Un jour tout va basculer lorsqu'un homme, Julien, toque à sa porte. La mère de celui-ci, Irène, vient de décéder. Elle a souhaité être incinérée et que ses cendres soient déposées sur la tombe de Gabriel Prudent reposant dans ce cimetière, et cet homme, Julien ne le connaît pas.
Ce sont donc ces histoires imbriquées, celles de Violette, d'Irène et de Gabriel que nous conte Valérie Perrin, avec maints retours en arrière. Elle dresse avec talent toute une galerie de portraits de personnages insolites.
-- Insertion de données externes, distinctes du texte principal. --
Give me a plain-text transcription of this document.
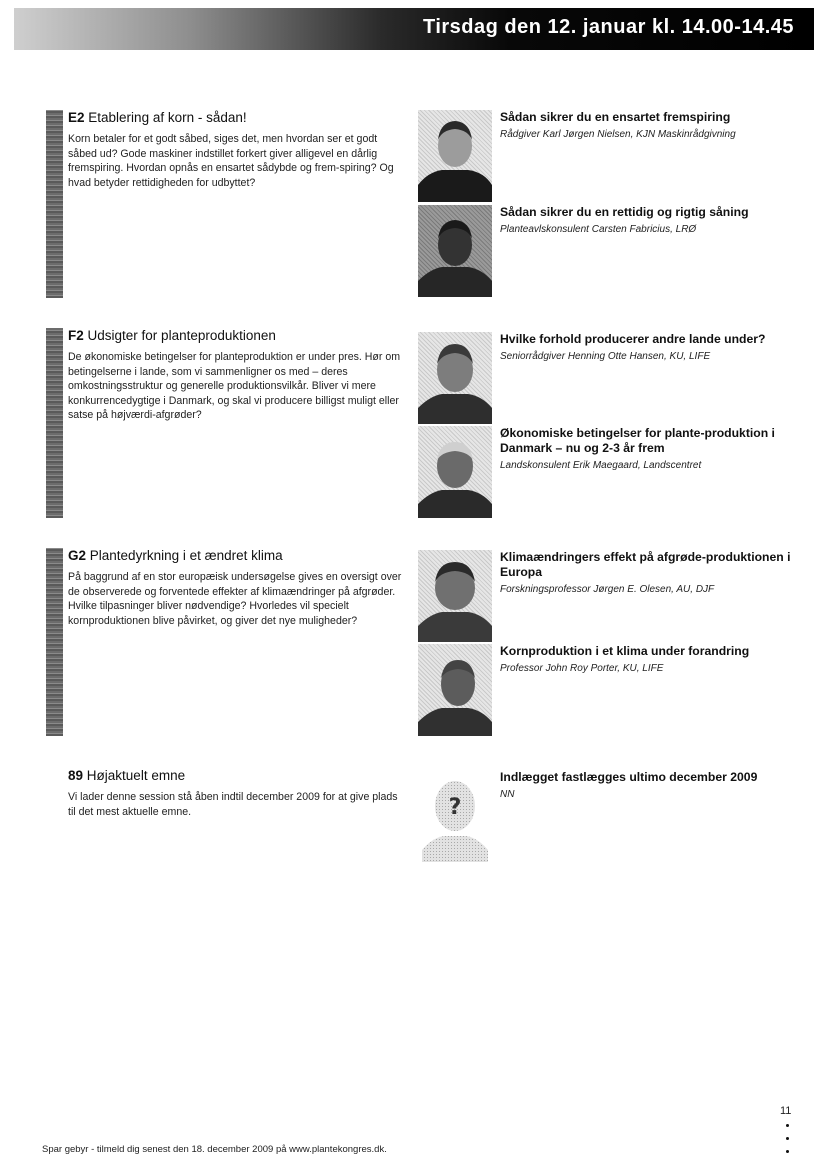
Tirsdag den 12. januar kl. 14.00-14.45

E2 Etablering af korn - sådan!

Korn betaler for et godt såbed, siges det, men hvordan ser et godt såbed ud? Gode maskiner indstillet forkert giver alligevel en dårlig fremspiring. Hvordan opnås en ensartet sådybde og frem-spiring? Og hvad betyder rettidigheden for udbyttet?

Sådan sikrer du en ensartet fremspiring

Rådgiver Karl Jørgen Nielsen, KJN Maskinrådgivning

Sådan sikrer du en rettidig og rigtig såning

Planteavlskonsulent Carsten Fabricius, LRØ

F2 Udsigter for planteproduktionen

De økonomiske betingelser for planteproduktion er under pres. Hør om betingelserne i lande, som vi sammenligner os med – deres omkostningsstruktur og generelle produktionsvilkår. Bliver vi mere konkurrencedygtige i Danmark, og skal vi producere billigst muligt eller satse på højværdi-afgrøder?

Hvilke forhold producerer andre lande under?

Seniorrådgiver Henning Otte Hansen, KU, LIFE

Økonomiske betingelser for plante-produktion i Danmark – nu og 2-3 år frem

Landskonsulent Erik Maegaard, Landscentret

G2 Plantedyrkning i et ændret klima

På baggrund af en stor europæisk undersøgelse gives en oversigt over de observerede og forventede effekter af klimaændringer på afgrøder. Hvilke tilpasninger bliver nødvendige? Hvorledes vil specielt kornproduktionen blive påvirket, og giver det nye muligheder?

Klimaændringers effekt på afgrøde-produktionen i Europa

Forskningsprofessor Jørgen E. Olesen, AU, DJF

Kornproduktion i et klima under forandring

Professor John Roy Porter, KU, LIFE

89 Højaktuelt emne

Vi lader denne session stå åben indtil december 2009 for at give plads til det mest aktuelle emne.	?

Indlægget fastlægges ultimo december 2009

NN

Spar gebyr - tilmeld dig senest den 18. december 2009 på www.plantekongres.dk.
11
Certains sont très attachants, la palme revenant à Violette, cette femme cabossée par la vie, dont le chemin est parcouru d'ornières, l'une plus que profonde et qui pourtant sait à chaque fois faire face avec beaucoup de dignité. Des personnes bienveillantes rencontrées sur ce chemin l'aideront et lui ouvriront la voie vers la résilience et la lumière.
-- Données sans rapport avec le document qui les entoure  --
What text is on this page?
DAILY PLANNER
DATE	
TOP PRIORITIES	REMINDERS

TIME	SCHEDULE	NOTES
Violette est un personnage féminin extraordinaire inoubliable, d'une immense sensibilité et d'un courage extrême.
D'autres sont parfaitement abjects comme la mère de Philippe, mais la force du roman tient également au fait que Valérie Perrin, tel un peintre, esquisse par petites touches des portraits tout en finesse et certains protagonistes se révèlent plus lumineux qu'ils ne le paraissaient au départ.
Quand on entre dans ce roman, on entre dans un monde de poésie dans lequel la question du deuil est traitée avec beaucoup de subtilité. Une épigraphe en tête de chaque chapitre apporte souvent, fort justement une note d'apaisement et de sérénité. Ainsi : «Parler de toi, c'est te faire exister, ne rien dire serait t'oublier » ou encore «Il y a plus fort que la mort, c'est le souvenir des absents dans la mémoire des vivants ».
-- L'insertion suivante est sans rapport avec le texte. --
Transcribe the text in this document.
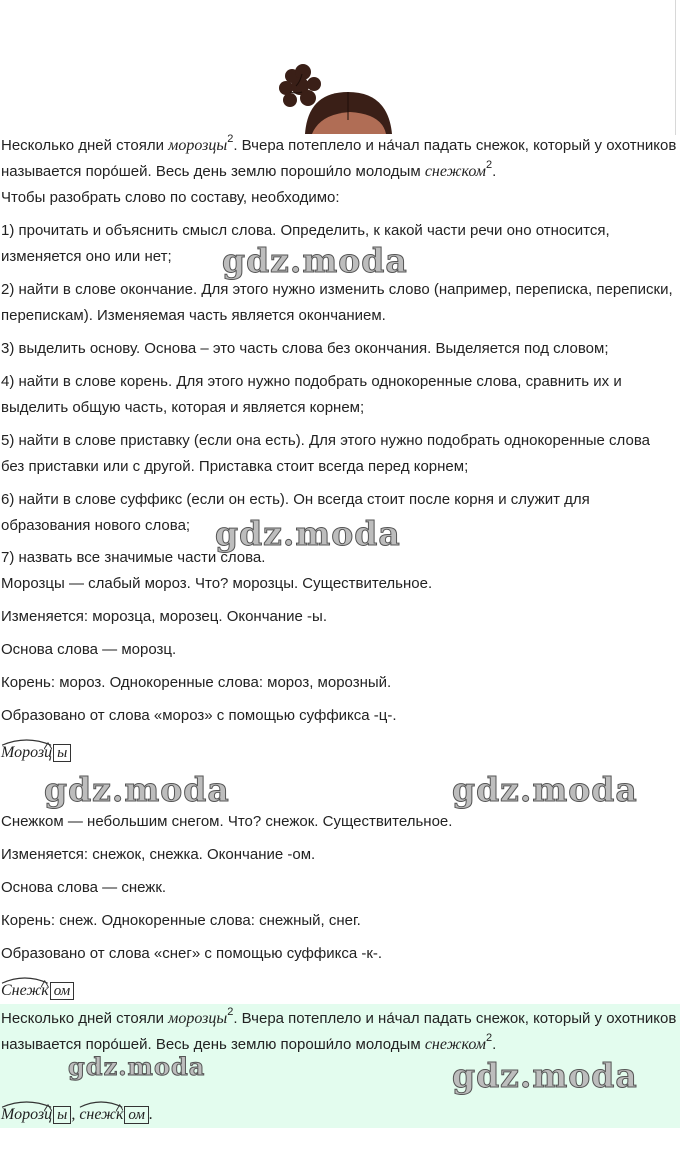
Несколько дней стояли морозцы$^2$. Вчера потеплело и на́чал падать снежок, который у охотников называется поро́шей. Весь день землю пороши́ло молодым снежком$^2$.

Чтобы разобрать слово по составу, необходимо:

1) прочитать и объяснить смысл слова. Определить, к какой части речи оно относится, изменяется оно или нет;

2) найти в слове окончание. Для этого нужно изменить слово (например, переписка, переписки, перепискам). Изменяемая часть является окончанием.

3) выделить основу. Основа – это часть слова без окончания. Выделяется под словом;

4) найти в слове корень. Для этого нужно подобрать однокоренные слова, сравнить их и выделить общую часть, которая и является корнем;

5) найти в слове приставку (если она есть). Для этого нужно подобрать однокоренные слова без приставки или с другой. Приставка стоит всегда перед корнем;

6) найти в слове суффикс (если он есть). Он всегда стоит после корня и служит для образования нового слова;

7) назвать все значимые части слова.

Морозцы — слабый мороз. Что? морозцы. Существительное.

Изменяется: морозца, морозец. Окончание -ы.

Основа слова — морозц.

Корень: мороз. Однокоренные слова: мороз, морозный.

Образовано от слова «мороз» с помощью суффикса -ц-.

Мороз
ц ы

Снежком — небольшим снегом. Что? снежок. Существительное.

Изменяется: снежок, снежка. Окончание -ом.

Основа слова — снежк.

Корень: снеж. Однокоренные слова: снежный, снег.

Образовано от слова «снег» с помощью суффикса -к-.

Снеж
к ом

Несколько дней стояли морозцы$^2$. Вчера потеплело и на́чал падать снежок, который у охотников называется поро́шей. Весь день землю пороши́ло молодым снежком$^2$.

Мороз
ц ы , снеж
к ом .
gdz.moda
gdz.moda
gdz.moda	gdz.moda
gdz.moda	gdz.moda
On est quasiment dans la sobriété heureuse avec la culture du potager et les conseils dispensés par Sasha, et ensuite avec tous ces petits plats simples mais ô combien savoureux que prépare Violette avec les légumes récoltés, telle cette salade improvisée de pommes de terre sautées.
De l'écologie est également savamment distillée mêlée à beaucoup de délicatesse et de poésie, lorsque Violette dépose des larves de coccinelles sur ses rosiers et ceux des défunts, les déposant une à une avec un pinceau sur les plantes.
Outre le langage de la terre, des plantes, des fleurs, une belle page est consacrée au langage des mains, celles de Gabriel Prudent l'avocat. Celles-ci s'ouvrent, se referment, crispées, se figent ou ne tiennent pas en place selon qu'il s'adresse au jury, à l'avocat général, au président ou au public,
Les saveurs, les odeurs, toute cette ambiance créée autour de cette femme époustouflante de générosité rendent ce roman, certes dramatique, absolument merveilleux et plein de fraîcheur.
Si les premières pages m'ont emmenée lentement, j'aurais aimé continuer encore et encore ce parcours plein d'humanité qui fait chaud au coeur sans être jamais mièvre, d'autant plus qu'une interrogation persiste sur un certain drame et que beaucoup de suspense demeure jusqu'à la résolution inattendue de l'énigme .
Outre Elvis, omniprésent, une belle play-list accompagne le récit !
Je remercie chaleureusement Ingrid qui a su me donner envie de me lancer dans ce roman que je pensais à tort, être un roman à l'eau de rose.